Quali sono allora i dati comunicati tramite i canali ufficiali? Si sa quante sono le basi e dove sono. Ma non si conoscono invece i ricavi ufficiali dello Stato italiano quando vengono date in affitto. Si parla – hanno ricordato Maulu e Sollai – di 50mila euro all’ora, incassati da eserciti di tutto il mondo che in Sardegna organizzano guerre simulate ed esercitazioni. Per la prima volta nel 2014 il Consiglio regionale sardo si espresse all’unanimità per una riduzione graduale delle servitù militari. In quegli anni l’allora presidente della Regione Francesco Pigliaru, in occasione di un’audizione alla Camera, parlava di un principio economico, chiedeva quanto costasse realmente un pezzo di territorio utilizzato a fini militari e come quantificare questo. Nel 1996 il sindaco della Maddalena Pasqualino Serra per la prima volta commissionò uno studio indipendente sulla presenza della base militare nell’arcipelago. Si parlò di un disavanzo economico di 45 miliardi di lire in venti anni solo in quella realtà. «Immaginiamoci allora quale può essere lo svantaggio economico a danno di tutta la Sardegna – ha ripreso Maulu –. Con la Corsica riteniamo sia importante riprendere una collaborazione su questi temi. Nel 2016 su iniziativa dell’allora presidente del Consiglio regionale Ganau e del presidente dell’Assemblea corsa Talamoni la Consulta sardo-corsa. Un’istituzione che da quando in Sardegna c’è la Giunta Solinas e in Corsica non c’è più Talamoni non si è riunita. Chiediamo allora che la Consulta sia convocata e commissioni uno studio indipendente sulle servitù militari in tutte e due le isole. Il popolo sardo e quello corso hanno il diritto di conoscere quanto costa la presenza militare». L’iniziativa congiunta sarà presentata ufficialmente al meeting internazionale che si terrà durante le tradizionali Giornate di Corte il 6 e 7 agosto prossimi.

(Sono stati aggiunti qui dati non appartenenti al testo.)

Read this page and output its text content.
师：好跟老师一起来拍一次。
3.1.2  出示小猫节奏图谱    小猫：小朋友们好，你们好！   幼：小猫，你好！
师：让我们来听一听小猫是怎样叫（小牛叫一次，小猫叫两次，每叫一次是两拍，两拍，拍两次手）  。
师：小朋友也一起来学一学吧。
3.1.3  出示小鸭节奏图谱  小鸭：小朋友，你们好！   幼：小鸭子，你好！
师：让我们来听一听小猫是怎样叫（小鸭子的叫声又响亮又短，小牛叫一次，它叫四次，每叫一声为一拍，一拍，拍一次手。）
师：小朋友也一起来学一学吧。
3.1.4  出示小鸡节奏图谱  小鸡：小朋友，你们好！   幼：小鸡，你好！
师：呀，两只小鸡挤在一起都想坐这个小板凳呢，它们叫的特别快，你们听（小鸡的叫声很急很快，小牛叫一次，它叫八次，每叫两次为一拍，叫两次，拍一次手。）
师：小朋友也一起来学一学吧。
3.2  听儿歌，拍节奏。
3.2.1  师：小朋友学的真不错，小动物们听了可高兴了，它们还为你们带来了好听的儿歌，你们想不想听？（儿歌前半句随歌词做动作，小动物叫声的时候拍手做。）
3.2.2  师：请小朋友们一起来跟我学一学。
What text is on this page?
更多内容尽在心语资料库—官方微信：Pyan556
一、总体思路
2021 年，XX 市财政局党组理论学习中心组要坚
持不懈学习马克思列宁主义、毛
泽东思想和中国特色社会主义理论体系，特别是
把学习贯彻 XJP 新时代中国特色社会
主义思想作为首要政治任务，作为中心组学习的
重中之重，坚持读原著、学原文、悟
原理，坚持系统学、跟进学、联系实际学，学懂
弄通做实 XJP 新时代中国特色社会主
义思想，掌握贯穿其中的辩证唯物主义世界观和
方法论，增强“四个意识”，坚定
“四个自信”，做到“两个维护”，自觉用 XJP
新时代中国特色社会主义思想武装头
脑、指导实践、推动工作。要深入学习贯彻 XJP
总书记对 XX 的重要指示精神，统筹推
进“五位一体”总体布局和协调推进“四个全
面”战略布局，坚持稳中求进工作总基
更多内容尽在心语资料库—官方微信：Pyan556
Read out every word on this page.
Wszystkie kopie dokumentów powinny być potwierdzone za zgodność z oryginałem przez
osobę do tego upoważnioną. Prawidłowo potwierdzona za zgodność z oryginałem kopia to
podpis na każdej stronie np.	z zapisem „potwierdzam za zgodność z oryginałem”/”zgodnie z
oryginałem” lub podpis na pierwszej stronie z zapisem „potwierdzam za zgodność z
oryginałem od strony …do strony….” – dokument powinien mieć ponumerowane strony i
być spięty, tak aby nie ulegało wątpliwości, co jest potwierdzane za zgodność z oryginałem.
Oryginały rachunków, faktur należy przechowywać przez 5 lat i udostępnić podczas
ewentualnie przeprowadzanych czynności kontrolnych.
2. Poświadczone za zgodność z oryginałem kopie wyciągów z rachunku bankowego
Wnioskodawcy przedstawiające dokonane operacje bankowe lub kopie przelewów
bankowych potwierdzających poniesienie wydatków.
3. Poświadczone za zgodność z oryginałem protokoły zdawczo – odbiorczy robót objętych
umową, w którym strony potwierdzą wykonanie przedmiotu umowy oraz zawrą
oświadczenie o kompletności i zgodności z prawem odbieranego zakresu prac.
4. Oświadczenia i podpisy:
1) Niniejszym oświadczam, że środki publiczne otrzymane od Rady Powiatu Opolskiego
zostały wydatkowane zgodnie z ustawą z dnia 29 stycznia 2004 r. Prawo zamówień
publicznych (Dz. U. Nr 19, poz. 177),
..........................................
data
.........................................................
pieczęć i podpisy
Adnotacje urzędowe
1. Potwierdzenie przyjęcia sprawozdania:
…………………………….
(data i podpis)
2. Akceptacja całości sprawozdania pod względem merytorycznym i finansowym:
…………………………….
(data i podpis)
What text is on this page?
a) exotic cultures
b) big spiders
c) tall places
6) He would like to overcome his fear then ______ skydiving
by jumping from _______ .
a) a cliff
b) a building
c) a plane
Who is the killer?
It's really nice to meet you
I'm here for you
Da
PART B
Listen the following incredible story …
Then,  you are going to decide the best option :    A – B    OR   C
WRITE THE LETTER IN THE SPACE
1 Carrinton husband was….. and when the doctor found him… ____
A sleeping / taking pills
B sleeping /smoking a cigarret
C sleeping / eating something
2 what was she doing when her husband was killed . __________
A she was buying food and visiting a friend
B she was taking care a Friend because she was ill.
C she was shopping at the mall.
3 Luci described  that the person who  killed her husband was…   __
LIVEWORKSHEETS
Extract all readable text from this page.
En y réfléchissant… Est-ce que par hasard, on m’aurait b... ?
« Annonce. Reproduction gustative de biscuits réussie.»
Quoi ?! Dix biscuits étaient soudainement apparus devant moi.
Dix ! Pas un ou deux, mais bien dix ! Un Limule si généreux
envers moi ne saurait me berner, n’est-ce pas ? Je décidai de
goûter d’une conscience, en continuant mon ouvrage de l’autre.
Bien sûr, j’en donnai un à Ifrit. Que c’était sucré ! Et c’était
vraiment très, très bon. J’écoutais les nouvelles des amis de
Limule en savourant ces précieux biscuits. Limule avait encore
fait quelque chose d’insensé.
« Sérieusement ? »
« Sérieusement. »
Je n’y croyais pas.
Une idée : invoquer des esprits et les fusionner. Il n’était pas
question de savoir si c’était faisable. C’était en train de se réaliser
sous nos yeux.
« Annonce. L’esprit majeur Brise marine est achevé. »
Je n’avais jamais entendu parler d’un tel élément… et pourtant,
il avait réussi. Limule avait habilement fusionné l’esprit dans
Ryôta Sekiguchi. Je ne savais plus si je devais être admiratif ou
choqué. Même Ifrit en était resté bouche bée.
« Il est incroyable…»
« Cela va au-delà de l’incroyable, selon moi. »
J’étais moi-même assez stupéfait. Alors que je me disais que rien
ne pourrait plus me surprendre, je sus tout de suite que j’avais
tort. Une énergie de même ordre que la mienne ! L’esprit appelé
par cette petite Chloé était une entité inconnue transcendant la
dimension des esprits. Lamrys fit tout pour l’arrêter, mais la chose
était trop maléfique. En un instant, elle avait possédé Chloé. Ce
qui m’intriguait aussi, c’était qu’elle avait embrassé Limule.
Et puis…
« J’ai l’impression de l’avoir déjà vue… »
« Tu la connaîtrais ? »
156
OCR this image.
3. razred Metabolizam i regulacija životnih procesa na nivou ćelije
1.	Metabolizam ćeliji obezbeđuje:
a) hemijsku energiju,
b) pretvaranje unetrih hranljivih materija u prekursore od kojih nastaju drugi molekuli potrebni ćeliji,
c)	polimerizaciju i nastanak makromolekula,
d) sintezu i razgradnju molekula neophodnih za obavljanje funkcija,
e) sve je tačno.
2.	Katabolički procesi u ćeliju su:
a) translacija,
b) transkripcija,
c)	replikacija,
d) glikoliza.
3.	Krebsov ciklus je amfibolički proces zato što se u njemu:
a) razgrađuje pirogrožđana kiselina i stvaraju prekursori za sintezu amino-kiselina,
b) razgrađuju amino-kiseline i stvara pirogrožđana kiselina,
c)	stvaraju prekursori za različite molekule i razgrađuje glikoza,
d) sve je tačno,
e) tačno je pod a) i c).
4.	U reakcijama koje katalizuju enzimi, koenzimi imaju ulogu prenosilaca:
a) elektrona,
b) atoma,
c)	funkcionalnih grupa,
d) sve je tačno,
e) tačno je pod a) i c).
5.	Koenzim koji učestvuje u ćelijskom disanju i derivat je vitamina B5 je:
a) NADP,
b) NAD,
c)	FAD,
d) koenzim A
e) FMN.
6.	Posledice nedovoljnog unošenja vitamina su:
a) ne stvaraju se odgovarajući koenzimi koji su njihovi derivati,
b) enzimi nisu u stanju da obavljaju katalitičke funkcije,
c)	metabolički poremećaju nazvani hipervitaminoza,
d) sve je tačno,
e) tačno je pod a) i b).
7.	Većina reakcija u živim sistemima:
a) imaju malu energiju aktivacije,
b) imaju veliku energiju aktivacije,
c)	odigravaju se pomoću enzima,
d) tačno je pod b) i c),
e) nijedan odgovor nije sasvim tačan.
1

«Abbiamo sollecitato tutte le organizzazioni e i partiti delle nazioni senza stato a intraprendere una battaglia comune contro l’occupazione militare. Riteniamo che solo una battaglia congiunta possa aiutare tutti, in particolare noi sardi che da oltre 70 anni sopportiamo un peso sproporzionato – ha proseguito Sollai –. Anche in seguito agli incontri istituzionali della Regione con il Ministero della Difesa, il presidente Solinas continua ad affermare che la presenza dei militari è un’opportunità di crescita e di sviluppo, anche dal punto di vista economico. E questa rappresentazione è continuamente ripetuta. Noi adesso vogliamo andare oltre e chiedere che finalmente si facciamo i conti se davvero la presenza militare è occasione di sviluppo e non invece un danno e una condizione di sottosviluppo. Chiediamo metodi scientifici di analisi, perché non ci siano dubbi». Sul piano politico, le iniziative congiunte da mettere a punto sono riconducibili agli strumenti previsti dagli statuti delle due regioni, come una mozione o una petizone popolare o le firme raccolte per richiedere un referendum consultivo. «Non abbiamo intenzione di fermarci, anche perché in Sardegna pendono diversi processi sulle responsabilità delle basi militari. Alcuni territori sono irrimediabilmente compromessi. Se non riusciamo a sapere l’entità dei danni o dei mancati guadagni, invitiamo lo Stato italiano ad abbandonare immediatamente la nostra isola», ha concluso Sollai.